Deux mois après, il fut conduit au pilori. Comme pour les exécutions, on dressait un échafaud sur le grand carrefour ; un poteau remplaçait la guillotine, et les condamnés restaient pendant une heure exposés au-dessous d'un écriteau qui disait leurs noms et leurs mérites. Ce jour-là, Frendzell avait revêtu une soutanelle de drap fin. Il donna le spectacle à la foule et ceux qui le gardaient nous racontèrent, au retour, qu'il avait prononcé un sermon éloquent sur la nécessité de la vertu. Cette exhibition de condamnés a été abolie depuis lors ; mais la curiosité mauvaise ou inconsciente peut encore se repaître en d'assez tristes tableaux !  Théobald Frendzell fut réintégré dans la chambre des fers, où il resta jusqu’à son départ pour le bagne. »

J.-J. J.

(1) Bibliothèque Universelle et Revue Suisse, Tome XXXII, Lausanne, 1903, pp.300-319.

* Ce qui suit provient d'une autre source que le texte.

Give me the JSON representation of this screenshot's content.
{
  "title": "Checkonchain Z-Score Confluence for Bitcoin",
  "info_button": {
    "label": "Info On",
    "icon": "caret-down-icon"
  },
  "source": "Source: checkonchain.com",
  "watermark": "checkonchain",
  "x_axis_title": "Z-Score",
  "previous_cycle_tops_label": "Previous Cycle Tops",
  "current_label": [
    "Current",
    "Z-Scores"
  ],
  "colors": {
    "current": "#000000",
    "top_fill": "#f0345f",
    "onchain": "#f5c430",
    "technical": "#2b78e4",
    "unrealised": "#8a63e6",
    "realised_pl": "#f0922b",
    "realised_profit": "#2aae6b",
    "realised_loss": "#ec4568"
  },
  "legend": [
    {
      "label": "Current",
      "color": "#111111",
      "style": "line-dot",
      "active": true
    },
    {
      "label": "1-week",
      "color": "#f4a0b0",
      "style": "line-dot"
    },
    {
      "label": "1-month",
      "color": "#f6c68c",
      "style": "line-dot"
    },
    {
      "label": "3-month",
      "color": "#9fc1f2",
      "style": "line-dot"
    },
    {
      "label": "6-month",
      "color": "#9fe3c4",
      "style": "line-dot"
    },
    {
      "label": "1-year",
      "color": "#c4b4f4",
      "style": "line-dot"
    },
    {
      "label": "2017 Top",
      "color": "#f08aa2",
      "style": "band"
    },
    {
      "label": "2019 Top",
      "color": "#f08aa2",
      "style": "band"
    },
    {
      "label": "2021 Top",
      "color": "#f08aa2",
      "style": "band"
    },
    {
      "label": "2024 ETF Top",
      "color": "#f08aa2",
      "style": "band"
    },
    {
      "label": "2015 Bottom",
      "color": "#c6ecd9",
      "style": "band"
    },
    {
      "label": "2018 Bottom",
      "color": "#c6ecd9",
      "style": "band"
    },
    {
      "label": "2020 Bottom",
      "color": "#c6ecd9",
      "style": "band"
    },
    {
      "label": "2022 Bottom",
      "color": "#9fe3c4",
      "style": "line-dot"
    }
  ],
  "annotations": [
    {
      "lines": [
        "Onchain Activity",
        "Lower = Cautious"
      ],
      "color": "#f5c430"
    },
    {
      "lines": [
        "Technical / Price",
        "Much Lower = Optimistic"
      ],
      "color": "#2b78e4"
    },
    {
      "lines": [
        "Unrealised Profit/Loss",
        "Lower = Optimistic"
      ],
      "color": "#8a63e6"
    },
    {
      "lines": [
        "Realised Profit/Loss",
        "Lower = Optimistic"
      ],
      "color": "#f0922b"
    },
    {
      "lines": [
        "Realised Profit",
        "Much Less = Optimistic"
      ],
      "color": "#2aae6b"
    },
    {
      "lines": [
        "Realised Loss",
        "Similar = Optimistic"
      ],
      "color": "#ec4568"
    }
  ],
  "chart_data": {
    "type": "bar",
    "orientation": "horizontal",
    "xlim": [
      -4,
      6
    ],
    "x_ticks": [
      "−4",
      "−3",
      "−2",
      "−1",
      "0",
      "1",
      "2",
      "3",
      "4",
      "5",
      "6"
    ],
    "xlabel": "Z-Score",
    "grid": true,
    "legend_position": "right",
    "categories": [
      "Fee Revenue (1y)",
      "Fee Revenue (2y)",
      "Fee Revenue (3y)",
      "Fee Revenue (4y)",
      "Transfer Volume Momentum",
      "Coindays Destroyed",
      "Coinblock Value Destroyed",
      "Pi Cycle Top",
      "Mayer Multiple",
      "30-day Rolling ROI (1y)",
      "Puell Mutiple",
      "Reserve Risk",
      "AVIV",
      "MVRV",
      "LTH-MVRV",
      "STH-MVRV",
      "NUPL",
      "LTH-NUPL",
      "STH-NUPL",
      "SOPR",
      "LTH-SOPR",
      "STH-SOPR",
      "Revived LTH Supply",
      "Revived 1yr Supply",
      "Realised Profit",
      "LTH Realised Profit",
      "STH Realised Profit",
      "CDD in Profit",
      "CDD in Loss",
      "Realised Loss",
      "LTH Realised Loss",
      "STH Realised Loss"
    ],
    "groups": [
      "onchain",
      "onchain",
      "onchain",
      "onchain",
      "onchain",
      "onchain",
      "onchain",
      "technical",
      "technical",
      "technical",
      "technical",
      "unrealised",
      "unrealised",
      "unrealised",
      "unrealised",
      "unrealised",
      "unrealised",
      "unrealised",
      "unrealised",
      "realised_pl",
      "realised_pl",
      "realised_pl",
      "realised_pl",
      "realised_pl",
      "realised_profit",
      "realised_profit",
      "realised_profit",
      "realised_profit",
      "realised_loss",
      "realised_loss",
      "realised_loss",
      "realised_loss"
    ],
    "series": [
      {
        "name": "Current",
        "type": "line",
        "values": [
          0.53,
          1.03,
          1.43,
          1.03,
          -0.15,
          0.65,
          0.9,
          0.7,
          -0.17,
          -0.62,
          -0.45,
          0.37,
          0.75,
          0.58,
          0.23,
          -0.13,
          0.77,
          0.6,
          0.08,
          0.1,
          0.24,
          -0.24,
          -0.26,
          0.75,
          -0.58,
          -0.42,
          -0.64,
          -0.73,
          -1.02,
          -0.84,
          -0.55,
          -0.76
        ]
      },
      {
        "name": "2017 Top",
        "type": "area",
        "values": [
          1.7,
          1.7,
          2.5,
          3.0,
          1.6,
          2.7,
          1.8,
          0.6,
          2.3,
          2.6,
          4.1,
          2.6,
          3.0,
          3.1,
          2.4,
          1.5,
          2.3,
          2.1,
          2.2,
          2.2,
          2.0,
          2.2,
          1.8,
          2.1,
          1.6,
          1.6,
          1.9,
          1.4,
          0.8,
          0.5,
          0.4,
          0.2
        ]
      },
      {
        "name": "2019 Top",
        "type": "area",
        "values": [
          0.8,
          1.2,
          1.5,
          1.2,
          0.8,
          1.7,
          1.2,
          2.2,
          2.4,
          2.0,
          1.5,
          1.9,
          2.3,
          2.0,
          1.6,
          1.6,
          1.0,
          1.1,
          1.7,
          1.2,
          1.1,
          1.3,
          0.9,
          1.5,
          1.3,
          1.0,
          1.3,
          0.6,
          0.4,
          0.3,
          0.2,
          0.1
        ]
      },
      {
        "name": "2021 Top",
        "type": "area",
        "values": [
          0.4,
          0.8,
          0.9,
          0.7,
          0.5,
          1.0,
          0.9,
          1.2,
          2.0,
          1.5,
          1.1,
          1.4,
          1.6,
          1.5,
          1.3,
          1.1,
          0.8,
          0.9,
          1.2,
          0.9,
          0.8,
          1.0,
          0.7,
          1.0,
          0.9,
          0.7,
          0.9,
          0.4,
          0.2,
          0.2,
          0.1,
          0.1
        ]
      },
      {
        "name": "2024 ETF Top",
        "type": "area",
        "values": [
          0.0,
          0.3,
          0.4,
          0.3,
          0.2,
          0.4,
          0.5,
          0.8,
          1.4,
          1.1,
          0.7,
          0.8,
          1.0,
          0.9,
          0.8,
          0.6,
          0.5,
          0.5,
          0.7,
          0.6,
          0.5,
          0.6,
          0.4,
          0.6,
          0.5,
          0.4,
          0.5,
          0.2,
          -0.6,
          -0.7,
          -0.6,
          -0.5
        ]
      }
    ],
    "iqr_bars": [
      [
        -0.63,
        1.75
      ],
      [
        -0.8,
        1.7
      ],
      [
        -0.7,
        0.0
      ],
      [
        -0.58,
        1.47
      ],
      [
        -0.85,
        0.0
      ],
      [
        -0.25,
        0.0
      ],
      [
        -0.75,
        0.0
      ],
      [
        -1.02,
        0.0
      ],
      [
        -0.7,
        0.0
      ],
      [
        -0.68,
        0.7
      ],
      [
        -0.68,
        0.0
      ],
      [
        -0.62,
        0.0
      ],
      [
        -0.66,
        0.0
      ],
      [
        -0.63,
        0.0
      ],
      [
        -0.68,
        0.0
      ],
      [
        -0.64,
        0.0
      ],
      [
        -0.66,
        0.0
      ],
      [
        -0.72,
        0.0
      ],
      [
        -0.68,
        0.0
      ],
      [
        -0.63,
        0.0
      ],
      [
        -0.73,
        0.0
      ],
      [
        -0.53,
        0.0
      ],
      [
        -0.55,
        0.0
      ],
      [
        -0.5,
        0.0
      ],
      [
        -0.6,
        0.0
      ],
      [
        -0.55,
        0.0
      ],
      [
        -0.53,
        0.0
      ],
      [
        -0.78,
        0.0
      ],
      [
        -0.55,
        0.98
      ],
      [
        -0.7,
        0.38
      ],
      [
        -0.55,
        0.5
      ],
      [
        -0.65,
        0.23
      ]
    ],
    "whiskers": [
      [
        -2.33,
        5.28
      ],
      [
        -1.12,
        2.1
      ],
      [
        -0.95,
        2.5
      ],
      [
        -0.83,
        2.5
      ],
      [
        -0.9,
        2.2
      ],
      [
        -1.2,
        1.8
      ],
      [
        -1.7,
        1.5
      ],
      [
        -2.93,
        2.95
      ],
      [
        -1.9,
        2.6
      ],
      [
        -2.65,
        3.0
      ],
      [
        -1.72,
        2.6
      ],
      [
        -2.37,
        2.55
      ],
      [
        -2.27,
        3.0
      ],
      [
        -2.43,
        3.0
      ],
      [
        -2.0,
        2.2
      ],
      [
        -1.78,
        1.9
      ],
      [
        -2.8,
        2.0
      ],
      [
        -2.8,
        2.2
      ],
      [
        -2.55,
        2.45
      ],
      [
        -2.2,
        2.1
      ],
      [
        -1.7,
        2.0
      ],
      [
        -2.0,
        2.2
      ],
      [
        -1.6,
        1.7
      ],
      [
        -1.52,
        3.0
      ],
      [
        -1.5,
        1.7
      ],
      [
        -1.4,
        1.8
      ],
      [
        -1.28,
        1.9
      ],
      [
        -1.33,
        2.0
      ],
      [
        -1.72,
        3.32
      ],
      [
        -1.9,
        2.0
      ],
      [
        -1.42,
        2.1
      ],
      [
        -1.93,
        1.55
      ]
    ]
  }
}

(2) Pierre-Aimé Pinel, 30 ans, filassier, demeurant au village de Giverville (Eure). Marié depuis une dizaine d’années à Marie-Clotilde Cauvin, plus âgée que lui, qu’il n’aimait pas et avec laquelle il vivait en très mauvaise intelligence. Le 25 décembre 1836 on retrouva le corps de cette dernière, sur une mare gelée, couvert de contusions. L’autopsie démontra qu’elle avait été à la fois étranglée et noyée. De multiples preuves et des témoignages, notamment celui du jeune fils du couple qui déclara « c’est papa qui a tué maman »,attestèrent la culpabilité de Pinel. Il fut condamné à mort le 22 juillet 1837.

(3) L’auteur commet une légère erreur. En réalité l’exécution eut lieu un vendredi. Précisément le 15 septembre 1837, à midi, sur la place du grand carrefour d’Evreux. A noter que deux journaux de Rouen, Le Mémorial et L’Echo, avaient rapporté, sur la foi d’une information erronée, que l’exécution de Pinel s’était déroulée le 23 août, en soirée, à la lueur des flambeaux.

(4) Il fut arrêté au début du mois de décembre 1839.